Что еще было высказано тогда? Что накопилось, пока мать и дочь вдвоем существовали в комнатках с фанерной перегородкой? Может быть, с той поры у Лизиной мамы и осталась морщинка между бровей, своей суровостью, пасмурностью противоречащая ее нежному облику? Тогда же вошло в привычку брезгливо вздергивать верхнюю губу? Кто знает... Но наверняка повадки, вкусы Лизиной мамы вырабатывались в противоположность бабусиным.
И мамин характер обнаруживался как бабусин контраст.
Бабуся болтала, мама молчала- бабуся плакала, мама крепилась- бабуся исцеловывала внучку, мама сухими губами касалась дочкиного лба.

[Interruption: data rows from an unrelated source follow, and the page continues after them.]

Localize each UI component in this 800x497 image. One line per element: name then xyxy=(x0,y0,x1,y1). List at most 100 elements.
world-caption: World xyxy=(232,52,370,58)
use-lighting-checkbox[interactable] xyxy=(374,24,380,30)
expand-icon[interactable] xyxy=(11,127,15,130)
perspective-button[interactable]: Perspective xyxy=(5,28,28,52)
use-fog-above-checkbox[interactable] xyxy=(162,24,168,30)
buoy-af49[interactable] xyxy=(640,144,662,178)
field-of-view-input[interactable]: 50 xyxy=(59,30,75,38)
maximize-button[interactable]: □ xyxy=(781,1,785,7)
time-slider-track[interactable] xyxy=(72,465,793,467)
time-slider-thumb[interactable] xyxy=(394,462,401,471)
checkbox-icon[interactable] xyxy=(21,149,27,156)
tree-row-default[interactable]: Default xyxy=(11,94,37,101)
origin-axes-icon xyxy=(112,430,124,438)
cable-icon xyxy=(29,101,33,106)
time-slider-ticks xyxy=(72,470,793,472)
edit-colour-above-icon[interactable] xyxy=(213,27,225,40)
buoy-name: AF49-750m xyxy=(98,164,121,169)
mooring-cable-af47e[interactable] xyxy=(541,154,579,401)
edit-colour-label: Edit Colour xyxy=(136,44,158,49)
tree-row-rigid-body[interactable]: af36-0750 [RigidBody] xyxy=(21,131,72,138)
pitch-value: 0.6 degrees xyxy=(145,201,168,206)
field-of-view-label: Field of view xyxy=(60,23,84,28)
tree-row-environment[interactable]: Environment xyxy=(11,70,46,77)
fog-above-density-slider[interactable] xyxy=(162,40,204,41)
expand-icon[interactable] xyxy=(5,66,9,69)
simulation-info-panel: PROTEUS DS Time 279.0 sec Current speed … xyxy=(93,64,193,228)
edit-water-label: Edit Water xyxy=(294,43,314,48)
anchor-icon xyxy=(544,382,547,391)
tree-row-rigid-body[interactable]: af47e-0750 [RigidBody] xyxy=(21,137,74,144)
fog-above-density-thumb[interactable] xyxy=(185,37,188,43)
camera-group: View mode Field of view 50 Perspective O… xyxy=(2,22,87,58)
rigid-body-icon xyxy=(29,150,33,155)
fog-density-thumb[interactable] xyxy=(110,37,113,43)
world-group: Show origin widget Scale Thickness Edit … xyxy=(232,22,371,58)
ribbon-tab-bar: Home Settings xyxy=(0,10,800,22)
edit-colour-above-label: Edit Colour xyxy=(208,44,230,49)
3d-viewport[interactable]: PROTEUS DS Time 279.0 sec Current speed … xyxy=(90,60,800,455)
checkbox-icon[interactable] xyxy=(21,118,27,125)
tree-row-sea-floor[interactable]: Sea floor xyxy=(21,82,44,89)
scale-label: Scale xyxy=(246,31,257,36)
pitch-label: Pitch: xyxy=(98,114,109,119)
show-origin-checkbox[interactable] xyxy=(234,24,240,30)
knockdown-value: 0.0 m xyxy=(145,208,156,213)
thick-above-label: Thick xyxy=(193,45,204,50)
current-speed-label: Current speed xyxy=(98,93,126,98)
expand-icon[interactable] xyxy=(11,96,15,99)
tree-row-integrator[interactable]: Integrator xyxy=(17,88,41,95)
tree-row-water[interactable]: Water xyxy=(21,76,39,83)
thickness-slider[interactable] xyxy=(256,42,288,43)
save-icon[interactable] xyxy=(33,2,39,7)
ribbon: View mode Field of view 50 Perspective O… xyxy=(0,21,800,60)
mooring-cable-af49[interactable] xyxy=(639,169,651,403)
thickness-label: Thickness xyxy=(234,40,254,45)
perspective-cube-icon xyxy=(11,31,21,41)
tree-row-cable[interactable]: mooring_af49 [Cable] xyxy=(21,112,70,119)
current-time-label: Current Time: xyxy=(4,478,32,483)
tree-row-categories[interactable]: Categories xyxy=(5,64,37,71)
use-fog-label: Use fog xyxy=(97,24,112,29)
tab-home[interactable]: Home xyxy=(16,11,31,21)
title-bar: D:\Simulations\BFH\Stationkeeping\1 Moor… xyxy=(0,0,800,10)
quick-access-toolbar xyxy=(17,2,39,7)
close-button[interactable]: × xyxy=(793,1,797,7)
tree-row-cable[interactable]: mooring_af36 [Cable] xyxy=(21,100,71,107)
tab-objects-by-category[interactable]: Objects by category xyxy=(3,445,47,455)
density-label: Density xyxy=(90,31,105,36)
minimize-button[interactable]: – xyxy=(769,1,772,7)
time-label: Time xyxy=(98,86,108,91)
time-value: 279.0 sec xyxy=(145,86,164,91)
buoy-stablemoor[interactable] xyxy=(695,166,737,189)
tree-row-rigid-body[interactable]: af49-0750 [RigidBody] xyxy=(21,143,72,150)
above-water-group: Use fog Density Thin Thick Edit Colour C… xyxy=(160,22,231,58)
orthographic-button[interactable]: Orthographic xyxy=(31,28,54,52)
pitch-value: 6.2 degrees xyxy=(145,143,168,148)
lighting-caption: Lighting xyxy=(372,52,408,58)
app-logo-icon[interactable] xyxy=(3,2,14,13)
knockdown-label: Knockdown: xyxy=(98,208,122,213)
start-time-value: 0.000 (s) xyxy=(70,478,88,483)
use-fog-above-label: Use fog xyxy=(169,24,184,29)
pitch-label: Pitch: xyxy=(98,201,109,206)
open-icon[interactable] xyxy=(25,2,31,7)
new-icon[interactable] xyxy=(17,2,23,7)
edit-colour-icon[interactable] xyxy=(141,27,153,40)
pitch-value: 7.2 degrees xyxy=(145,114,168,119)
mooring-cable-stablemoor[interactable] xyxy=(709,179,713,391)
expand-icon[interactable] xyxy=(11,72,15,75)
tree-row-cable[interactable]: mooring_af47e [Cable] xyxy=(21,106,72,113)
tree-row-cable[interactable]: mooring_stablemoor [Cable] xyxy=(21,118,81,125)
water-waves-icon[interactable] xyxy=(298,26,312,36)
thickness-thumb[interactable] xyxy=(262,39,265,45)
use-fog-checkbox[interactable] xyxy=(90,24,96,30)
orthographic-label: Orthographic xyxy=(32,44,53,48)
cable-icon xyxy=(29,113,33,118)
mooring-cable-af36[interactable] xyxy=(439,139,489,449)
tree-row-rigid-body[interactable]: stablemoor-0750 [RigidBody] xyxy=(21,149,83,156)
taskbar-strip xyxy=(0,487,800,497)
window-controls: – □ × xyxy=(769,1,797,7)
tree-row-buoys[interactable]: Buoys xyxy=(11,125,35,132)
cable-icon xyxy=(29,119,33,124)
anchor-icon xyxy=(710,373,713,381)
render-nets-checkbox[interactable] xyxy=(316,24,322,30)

Лиза маму обожала, над бабусей вполне открыто подсмеивалась. А в сердце что-то щемило.
... У них была дружная, крепкая семья, просторный дом, светлые стены, светлый, серебристый мамин смех, чуть, правда, временами колкий, колющий Она вела семейный корабль, а папа, как кочегар, трудился, потому и редко появлялся на палубе, где гуляли, дышали дети. Лиза и ее младший брат.
И время наступило светлое, здоровое, как казалось. Умирать стали от болезней, а не от пуль. Несчастьям, бедам случающимся находились понятные объяснения. Люди переезжали в новые дома, в моду вошла функциональная, как считалось, мебель, оказавшаяся, к сожалению, непрочной, но об этом узнали потом.
Родителям Лизы по душе пришелся новый стиль, отвергающий без сожалений старье, безделки, шкатулки с пряным, шелковым, выстеганным квадратами нутром, где кто-то когда-то хранил зачем-то чьи-то письма и прочую, прочую ерунду, от которой лишь пыль собиралась. Окна– настежь, комнаты надо проветривать, избавляться от лишних вещей. И эмоций.
Веселым, размашистым жестом сбрасывали с подоконников цветы в горшках, всякие там герани, фикусы, освобождали книжные полки от разных ненужностей, устарелых брошюрок, растрепанных сборников заумных стихов, разрозненных томов из собраний с "ятями". Снимали со стен пейзажи, где тянулись, длились как бы на одной печальной низкой ноте поля, леса, даль, ширь – снимали, заворачивали в газету, несли в комиссионки: одно время затор там образовался из этюдов Серова, Левитана, Коровина...
Бронзовые, в подвесках, люстры заменялись пластиковыми абажурами, в чём сказывалась и варварская дикость, и варварское же простодушие, а также потребность, человеческая, понятная, в переменах, в закреплении их. Так спешат при первом снеге надеть валенки, при первом дуновении весны скинуть шубы, так дети стремятся поскорее стать взрослыми, так люди всегда мечтают, жаждут новую, праведную, благоразумную жизнь начать. С понедельника, после отпуска, с чистой страницы.
Самым ругательным словом в устах Лизиной мамы было "мещанство".
Мещанством она считала не только плюшевые коврики, не только фарфоровых китайчат с подергивающейся головой, не только альбомные собрания семейных фотографий, не только портьеры с кистями на дверях, но и чрезмерность в выражении чувств, вскрики, вздохи, взгляды увлажненные.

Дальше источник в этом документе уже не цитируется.